5 Simrishamn - Kivik
Degree of difficulty
From the medieval town of Simrishamn, this stretch of trail includes sandy beaches, stony coastal meadows, woodland covered cliffs, and Stenshuvud National Park. Near Kivik, you can visit one of the largest Bronze Age stone burial mounds in northern Europe.
From Simrishamn, you head north along the east coast of southern Skåne. At Tjörnedala, you walk through a recreation area with deciduous woodland and grazed pastures, where orchids, pasque flowers and cowslips grow. According to Carl Linnaeus, this was one of the most beautiful woodlands in the country. Just to the north you find a sandstone formation resembling a large stone flower with petals one half metre thick. It is referred to as The Priest’s Bath, as rumour had it the local priest used to bathe here. There are around 100 of these formations in Skåne, and this one is the largest. There geological origin has not been established.
At Vik, the trail turns inland and passes by hills and fields, with a beach below, only accessible when the sea level is low. After following the shore at Knäbäckshusen, you start to climb up into Stenshuvud National Park. The surrounding landscape is relatively flat, so the hill – 97 metres high – is visible from far away, and is all that’s left of what was once a much larger mountain range. Hiking this part of the trail is a good cardio workout, but as you climb, you can enjoy the wide diversity of environments here, everything from dry heaths, to wet alder bogs and orchid meadows. Unusual birds, insects and frogs live here, and to the north, you come to the Esperöd arboretum, with exotic tree species. As you approach Kivik, you follow a road lined with small pastures and an abandoned quarry where small, rare animals flourish.

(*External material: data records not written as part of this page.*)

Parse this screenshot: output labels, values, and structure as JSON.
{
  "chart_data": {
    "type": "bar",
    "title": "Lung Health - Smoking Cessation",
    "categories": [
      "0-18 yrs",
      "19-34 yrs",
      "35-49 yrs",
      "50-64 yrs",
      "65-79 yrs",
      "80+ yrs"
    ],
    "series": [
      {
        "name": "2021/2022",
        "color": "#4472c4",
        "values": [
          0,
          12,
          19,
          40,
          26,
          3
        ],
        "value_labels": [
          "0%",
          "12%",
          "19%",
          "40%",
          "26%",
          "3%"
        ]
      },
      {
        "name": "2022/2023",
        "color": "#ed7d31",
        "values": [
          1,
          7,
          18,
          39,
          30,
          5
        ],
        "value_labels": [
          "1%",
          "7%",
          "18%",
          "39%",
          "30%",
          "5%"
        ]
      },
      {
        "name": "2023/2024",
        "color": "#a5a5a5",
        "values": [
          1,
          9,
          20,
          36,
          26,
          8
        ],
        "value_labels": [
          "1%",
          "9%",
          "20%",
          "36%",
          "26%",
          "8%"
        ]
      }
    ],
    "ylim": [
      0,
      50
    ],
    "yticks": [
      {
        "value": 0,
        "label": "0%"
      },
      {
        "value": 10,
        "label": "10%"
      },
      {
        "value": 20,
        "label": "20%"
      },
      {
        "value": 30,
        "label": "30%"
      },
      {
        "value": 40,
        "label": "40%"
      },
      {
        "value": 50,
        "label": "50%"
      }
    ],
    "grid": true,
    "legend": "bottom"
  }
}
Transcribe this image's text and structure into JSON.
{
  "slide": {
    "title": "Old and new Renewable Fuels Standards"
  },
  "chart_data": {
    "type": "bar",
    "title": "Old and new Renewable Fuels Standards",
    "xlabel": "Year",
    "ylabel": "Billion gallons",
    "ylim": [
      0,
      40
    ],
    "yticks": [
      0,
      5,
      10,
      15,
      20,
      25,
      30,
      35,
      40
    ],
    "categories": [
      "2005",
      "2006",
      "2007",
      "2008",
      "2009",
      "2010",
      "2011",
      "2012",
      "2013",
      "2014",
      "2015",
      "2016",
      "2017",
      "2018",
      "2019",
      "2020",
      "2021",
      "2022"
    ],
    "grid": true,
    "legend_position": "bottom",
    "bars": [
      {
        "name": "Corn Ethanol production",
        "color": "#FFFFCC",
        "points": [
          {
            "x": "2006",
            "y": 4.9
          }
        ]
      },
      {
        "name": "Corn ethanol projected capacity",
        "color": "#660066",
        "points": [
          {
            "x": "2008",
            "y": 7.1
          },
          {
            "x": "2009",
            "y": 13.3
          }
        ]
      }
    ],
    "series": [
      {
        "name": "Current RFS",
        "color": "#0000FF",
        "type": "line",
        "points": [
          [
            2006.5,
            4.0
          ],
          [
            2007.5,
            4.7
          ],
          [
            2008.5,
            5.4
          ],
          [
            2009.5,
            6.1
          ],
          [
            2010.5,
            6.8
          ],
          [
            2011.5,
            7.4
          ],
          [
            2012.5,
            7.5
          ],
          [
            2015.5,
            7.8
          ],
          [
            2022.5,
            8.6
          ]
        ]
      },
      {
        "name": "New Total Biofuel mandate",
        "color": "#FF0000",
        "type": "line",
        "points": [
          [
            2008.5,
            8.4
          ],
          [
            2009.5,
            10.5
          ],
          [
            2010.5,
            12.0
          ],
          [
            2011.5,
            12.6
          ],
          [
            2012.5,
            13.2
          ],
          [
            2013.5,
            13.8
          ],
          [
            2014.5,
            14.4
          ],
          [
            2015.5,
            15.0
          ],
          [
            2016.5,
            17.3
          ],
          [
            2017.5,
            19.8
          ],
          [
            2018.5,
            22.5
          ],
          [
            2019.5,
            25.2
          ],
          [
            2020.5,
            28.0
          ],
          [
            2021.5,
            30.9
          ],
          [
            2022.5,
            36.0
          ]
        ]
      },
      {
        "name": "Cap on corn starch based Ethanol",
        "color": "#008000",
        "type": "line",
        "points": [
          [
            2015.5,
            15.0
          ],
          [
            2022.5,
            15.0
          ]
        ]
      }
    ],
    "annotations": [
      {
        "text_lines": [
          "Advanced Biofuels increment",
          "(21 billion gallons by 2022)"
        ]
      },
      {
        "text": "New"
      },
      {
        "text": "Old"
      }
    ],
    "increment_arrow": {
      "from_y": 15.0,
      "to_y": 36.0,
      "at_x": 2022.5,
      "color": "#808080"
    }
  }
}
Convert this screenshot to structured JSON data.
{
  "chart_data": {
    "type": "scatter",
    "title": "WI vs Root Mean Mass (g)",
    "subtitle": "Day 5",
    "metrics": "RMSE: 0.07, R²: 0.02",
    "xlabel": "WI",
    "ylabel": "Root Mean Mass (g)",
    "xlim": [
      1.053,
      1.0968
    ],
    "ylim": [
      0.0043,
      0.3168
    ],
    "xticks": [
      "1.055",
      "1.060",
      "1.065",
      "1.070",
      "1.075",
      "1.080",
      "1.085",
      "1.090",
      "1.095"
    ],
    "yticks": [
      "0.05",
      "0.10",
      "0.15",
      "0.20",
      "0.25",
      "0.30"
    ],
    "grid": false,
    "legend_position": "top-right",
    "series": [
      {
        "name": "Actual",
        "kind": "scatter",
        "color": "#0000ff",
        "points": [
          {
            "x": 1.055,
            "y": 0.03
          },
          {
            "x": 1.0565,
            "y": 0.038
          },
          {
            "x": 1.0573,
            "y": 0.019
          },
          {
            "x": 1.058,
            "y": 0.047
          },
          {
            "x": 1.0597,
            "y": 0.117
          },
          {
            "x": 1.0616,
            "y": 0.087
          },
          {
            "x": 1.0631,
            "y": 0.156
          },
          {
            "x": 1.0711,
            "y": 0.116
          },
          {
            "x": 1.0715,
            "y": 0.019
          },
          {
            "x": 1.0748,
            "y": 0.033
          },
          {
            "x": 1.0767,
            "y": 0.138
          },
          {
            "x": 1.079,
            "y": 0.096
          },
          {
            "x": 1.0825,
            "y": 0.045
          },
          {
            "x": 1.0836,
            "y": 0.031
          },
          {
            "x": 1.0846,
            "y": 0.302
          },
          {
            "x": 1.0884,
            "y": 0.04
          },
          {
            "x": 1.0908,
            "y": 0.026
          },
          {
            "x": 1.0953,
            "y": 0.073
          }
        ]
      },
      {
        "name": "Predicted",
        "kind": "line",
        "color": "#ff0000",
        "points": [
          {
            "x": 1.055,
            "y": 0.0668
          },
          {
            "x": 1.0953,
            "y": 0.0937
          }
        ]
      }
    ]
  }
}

Your starting point is the town of Simrishamn, with its origins in the 1100s. Sankt Nikolai Church in the town centre, with its limestone baptismal font, is from the same period. But human presence goes back much further in time, and there are many Bronze Age (and possibly older) petroglyphs in the surrounding area – figures of ships, sun wheels, axes, and animals chiselled painstakingly into the stone. You can also find elf mills, more commonly known in the world of archaeology as cupules, or bowl depressions.
The coastline along this section of trail is dotted with fishing villages including Baskemölla and Vik. These are typical of Skåne, where people were dependent on fishing and farming to survive.
In between these two villages, you pass through the rural landscape around Tjörnedalagården, shaped by hay cutting and grazing. On the hill to the southeast of the farm is a cholera graveyard from 1855.
About one hundred years ago, the whole coastal area was grazed bare. The woodlands were re-established during the 1900s. Here and there, some trees have had enough time and space to achieve great spreading crowns. The ancient rural landscape on Stenshuvud is still widely grazed. When you walk up towards the top you pass a 210m long wall, the remains of an old hill fort, originating from the time of the Great Migration – 400-550 CE.
Close to Kivik you can visit an unusually grand burial mound, c. 1400 BCE, called Kungagraven, or The Kings’ Grave. This monumental burial mound has been plundered, both for its contents and for its stones, but it originally held two cists with petroglyphs on some of the stone slabs. Bone fragments found in the cist have been dated to the Bronze Age, but the remains of a Stone Age settlement have been found beneath the burial cairn. Kivik, once a poor fishing village, is today renowned for the abundance of apples and apple cider produced here.